What kind of settings can I do in config.yml of bitwarden to realize the forward ports?

You can disable Certbot by reinstalling and choosing to NOT use Certbot for an ssl cert (use a self-signed cert instead), or obtain your own CA cert instead, or you can run a reverse proxy to manage the ports. Not my area of expertise though.

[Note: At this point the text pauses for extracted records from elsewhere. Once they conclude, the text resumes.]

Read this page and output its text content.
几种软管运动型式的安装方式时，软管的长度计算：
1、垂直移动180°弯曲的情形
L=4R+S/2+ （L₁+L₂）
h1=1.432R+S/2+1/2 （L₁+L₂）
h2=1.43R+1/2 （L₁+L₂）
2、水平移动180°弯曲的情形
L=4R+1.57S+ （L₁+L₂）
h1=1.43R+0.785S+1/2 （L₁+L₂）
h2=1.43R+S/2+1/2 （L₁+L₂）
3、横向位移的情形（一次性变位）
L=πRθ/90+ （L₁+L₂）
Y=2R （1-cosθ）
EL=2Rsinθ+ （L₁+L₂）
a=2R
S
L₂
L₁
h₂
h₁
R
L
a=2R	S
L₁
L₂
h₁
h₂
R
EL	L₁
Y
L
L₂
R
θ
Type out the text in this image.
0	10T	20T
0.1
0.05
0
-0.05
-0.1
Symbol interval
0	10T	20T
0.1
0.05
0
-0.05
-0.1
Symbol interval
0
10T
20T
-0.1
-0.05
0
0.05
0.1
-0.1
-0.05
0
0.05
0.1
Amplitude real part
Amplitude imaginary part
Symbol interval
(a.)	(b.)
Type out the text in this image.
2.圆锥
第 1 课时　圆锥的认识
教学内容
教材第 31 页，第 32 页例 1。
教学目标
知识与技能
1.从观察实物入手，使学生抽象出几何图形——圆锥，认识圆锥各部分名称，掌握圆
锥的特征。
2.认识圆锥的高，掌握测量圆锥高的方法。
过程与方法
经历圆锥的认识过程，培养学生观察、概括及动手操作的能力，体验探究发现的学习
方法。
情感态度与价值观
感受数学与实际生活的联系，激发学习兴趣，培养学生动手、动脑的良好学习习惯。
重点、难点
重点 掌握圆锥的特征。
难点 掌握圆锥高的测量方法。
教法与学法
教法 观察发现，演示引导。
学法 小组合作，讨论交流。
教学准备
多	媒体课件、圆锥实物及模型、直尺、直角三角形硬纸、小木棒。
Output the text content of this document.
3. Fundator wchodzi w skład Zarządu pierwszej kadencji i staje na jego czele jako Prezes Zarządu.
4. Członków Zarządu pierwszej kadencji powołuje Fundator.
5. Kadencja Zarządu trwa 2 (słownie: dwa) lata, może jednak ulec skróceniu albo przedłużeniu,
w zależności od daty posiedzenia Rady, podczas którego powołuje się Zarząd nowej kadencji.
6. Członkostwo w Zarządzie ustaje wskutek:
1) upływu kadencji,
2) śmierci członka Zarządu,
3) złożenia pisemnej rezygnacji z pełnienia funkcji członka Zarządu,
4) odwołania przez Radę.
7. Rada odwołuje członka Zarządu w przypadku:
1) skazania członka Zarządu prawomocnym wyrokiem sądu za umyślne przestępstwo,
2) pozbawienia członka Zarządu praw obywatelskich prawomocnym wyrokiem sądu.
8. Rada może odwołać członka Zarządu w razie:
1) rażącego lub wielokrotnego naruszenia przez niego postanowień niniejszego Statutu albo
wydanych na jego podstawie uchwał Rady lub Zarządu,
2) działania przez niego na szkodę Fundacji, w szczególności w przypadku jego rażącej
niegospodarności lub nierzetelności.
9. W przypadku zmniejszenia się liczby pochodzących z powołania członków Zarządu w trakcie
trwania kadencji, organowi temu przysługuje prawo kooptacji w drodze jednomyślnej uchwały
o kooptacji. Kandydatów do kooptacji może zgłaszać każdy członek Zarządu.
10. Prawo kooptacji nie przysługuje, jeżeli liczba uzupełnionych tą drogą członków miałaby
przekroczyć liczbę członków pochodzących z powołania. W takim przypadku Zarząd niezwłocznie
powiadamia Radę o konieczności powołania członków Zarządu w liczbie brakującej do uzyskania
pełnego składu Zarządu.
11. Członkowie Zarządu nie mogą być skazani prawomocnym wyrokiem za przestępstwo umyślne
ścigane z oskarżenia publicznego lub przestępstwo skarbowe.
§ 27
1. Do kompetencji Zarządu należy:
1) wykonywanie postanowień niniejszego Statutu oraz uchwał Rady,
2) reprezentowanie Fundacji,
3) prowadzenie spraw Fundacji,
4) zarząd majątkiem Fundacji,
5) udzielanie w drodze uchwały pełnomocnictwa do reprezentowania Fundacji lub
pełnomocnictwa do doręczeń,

Maybe this post will help:

Thank you.
It’s not clear to me what the Bitwarden configuration is.
Once installed to set a reverse proxy, must I change values into config.yml, or have I set up an nginx file external to bitwarden?

I definitely solved it!

Glad to hear that, @nicfab. If you would be willing to share how you fixed the issue, I suspect that some future reader would really benefit from that. Thanks!

1 Like

@dh024 For sure!

Sorry, but before, I was in a hurry to conclude the activity on the server.
I would have come back to clarify.

I did the following steps:

  1. I stopped the NGINX service running systemctl stop nginx;
  2. I run a fresh installation of bitwarden following the instructions published here, avoiding any request related to the SSL certificates (I remember to have chosen N at any questions);
  3. After the installation, I started the NGINX again, running systemctl start nginx so to come back on the services I have;
  4. I modified the config.yaml, changing the ports as follows:
# Docker compose file port mapping for HTTP. Leave empty to remove the port mapping.
# Learn more: https://docs.docker.com/compose/compose-file/#ports
http_port: 127.0.0.1:8089
#
# Docker compose file port mapping for HTTPS. Leave empty to remove the port mapping.
# Learn more: https://docs.docker.com/compose/compose-file/#ports
https_port: 9443

I choose those ports,s but you can decide any other you want; note that you do not have to open those ports because they are in localhost.
5. I created an NGINX file with the following content:

server {

    server_name your_domain.com;

    location / {
        proxy_pass http://127.0.0.1:8089;
    }

    client_max_body_size 100M;

    listen 443 ssl; # managed by Certbot
    ssl_certificate /etc/letsencrypt/live/your_domain.com/fullchain.pem; # managed by Certbot
    ssl_certificate_key /etc/letsencrypt/live/your_domain.com/privkey.pem; # managed by Certbot
    include /etc/letsencrypt/options-ssl-nginx.conf; # managed by Certbot
    ssl_dhparam /etc/letsencrypt/ssl-dhparams.pem; # managed by Certbot
}

server {
    if ($host = your_domain.com) {
        return 301 https://$host$request_uri;
    } # managed by Certbot

}
  1. I modified the file ./bwdata/env/global.override.env adding the information related to my email address and the admin email, and I set globalSettings__disableUserRegistration=true to avoid that others can register on my instance.
  2. I run:
  • ./bitwarden.sh restart
  • ./bitwarden.sh rebuild
  • ./bitwarden.sh start

Finally, my instance is online.

I will be happy to receive any comments on the step I did, hoping not to have done anything wrong.

I hope my description could be helpful.